MISCELLANEOUS REMARKS

ON

HIS WRITINGS.

ACCOUNT

OF

THE LIFE AND CHARACTER

OF

ROBERT BURNS.

THE attention of biographers is naturally engaged by celebrity of two kinds altogether different. One is derived from the station, the other from the personal qualities, of its possessor. He who succeeds to the former may be a character undeserving of notice; but he who earns the latter, must be distinguished by extraordinary measures either of talent or of virtue. Both are proper subjects of history, though on different grounds. The lives of princes are recorded, chiefly to fix the date and connection of interesting phenomena with which they were contemporary; but the man of genius is himself the phenomenon by which all the interest is created.
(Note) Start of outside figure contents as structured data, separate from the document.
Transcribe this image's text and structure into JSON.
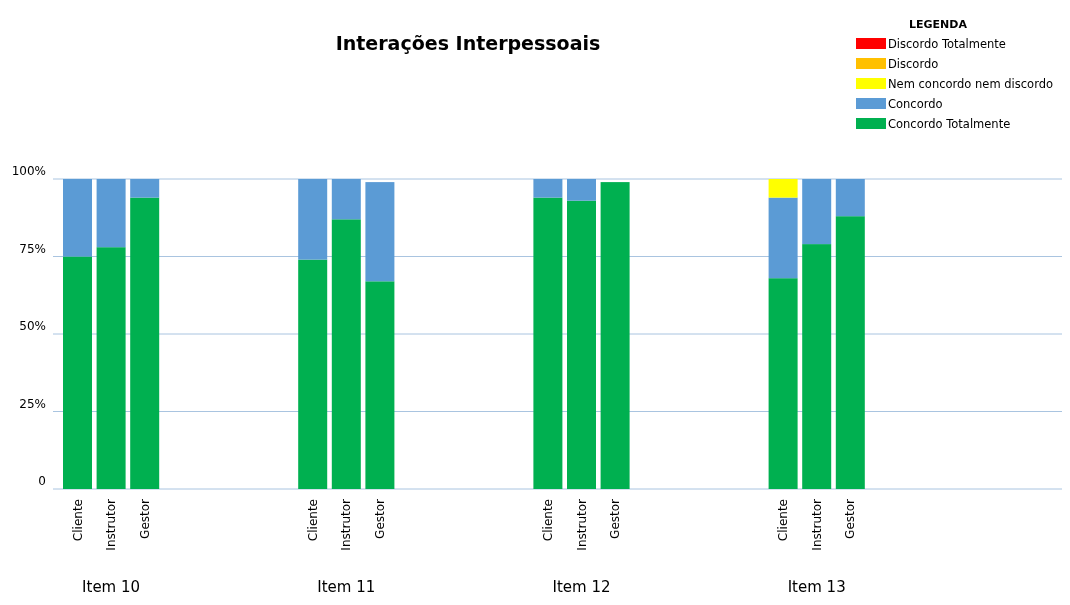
{
  "chart_data": {
    "type": "bar",
    "title": "Interações Interpessoais",
    "stacked": true,
    "categories": [
      "Cliente",
      "Instrutor",
      "Gestor",
      null,
      null,
      null,
      null,
      "Cliente",
      "Instrutor",
      "Gestor",
      null,
      null,
      null,
      null,
      "Cliente",
      "Instrutor",
      "Gestor",
      null,
      null,
      null,
      null,
      "Cliente",
      "Instrutor",
      "Gestor"
    ],
    "series": [
      {
        "name": "Concordo Totalmente",
        "color": "#00b050",
        "values": [
          75,
          78,
          94,
          null,
          null,
          null,
          null,
          74,
          87,
          67,
          null,
          null,
          null,
          null,
          94,
          93,
          99,
          null,
          null,
          null,
          null,
          68,
          79,
          88
        ]
      },
      {
        "name": "Concordo",
        "color": "#5b9bd5",
        "values": [
          25,
          22,
          6,
          null,
          null,
          null,
          null,
          26,
          13,
          32,
          null,
          null,
          null,
          null,
          6,
          7,
          0,
          null,
          null,
          null,
          null,
          26,
          21,
          12
        ]
      },
      {
        "name": "Nem concordo nem discordo",
        "color": "#ffff00",
        "values": [
          0,
          0,
          0,
          null,
          null,
          null,
          null,
          0,
          0,
          0,
          null,
          null,
          null,
          null,
          0,
          0,
          0,
          null,
          null,
          null,
          null,
          6,
          0,
          0
        ]
      },
      {
        "name": "Discordo",
        "color": "#ffc000",
        "values": [
          0,
          0,
          0,
          null,
          null,
          null,
          null,
          0,
          0,
          0,
          null,
          null,
          null,
          null,
          0,
          0,
          0,
          null,
          null,
          null,
          null,
          0,
          0,
          0
        ]
      },
      {
        "name": "Discordo Totalmente",
        "color": "#ff0000",
        "values": [
          0,
          0,
          0,
          null,
          null,
          null,
          null,
          0,
          0,
          0,
          null,
          null,
          null,
          null,
          0,
          0,
          0,
          null,
          null,
          null,
          null,
          0,
          0,
          0
        ]
      }
    ],
    "ylim": [
      0,
      100
    ],
    "yticks": [
      {
        "value": 0,
        "label": "0"
      },
      {
        "value": 25,
        "label": "25%"
      },
      {
        "value": 50,
        "label": "50%"
      },
      {
        "value": 75,
        "label": "75%"
      },
      {
        "value": 100,
        "label": "100%"
      }
    ],
    "grid": "y",
    "legend": "top right",
    "legend_title": "LEGENDA",
    "annotations": [
      "Item 10",
      "Item 11",
      "Item 12",
      "Item 13"
    ]
  }
}
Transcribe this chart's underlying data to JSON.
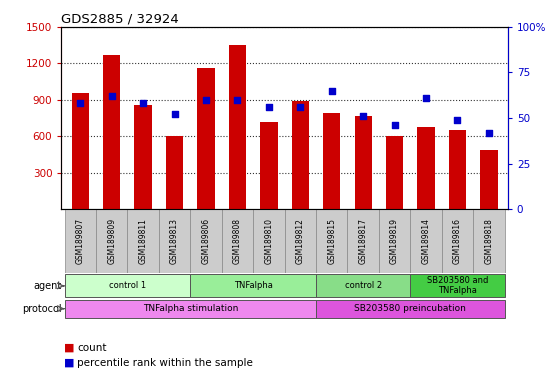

The names

of the former are preserved, like serviceable marks in a chronological index; but the character of the latter is described, as an important addition to the natural history of the human species. The stunted pine upon the height may overtop the loftiest cedar of the vale; but the first, however useful as a landmark, commands little attention on its own account, while the student of nature will repeatedly examine the progress of the last, from the period when it sprung from the soil, till it exhibited in its gigantic growth the full force of vegetation. In the same manner, intellectual eminence invites the frequent research of an enlightened curiosity; and literary biography, in which the charms of narrative and descriptive history are united, becomes, on this account, one of the most gratifying and instructive studies. If we can listen without weariness to a repetition of the personal memoirs of rulers, who often owe their importance to events occasioned by their own imbecility, we may surely accept with equal patience a plurality of attempts to illustrate the character of a man in whose life is to be read the power and the progress of talent, and who, by the mere recreations of his mind, rendered himself, in the humblest station, more the object of thought and of enquiry, than numbers whom Fortune had placed in the most exalted.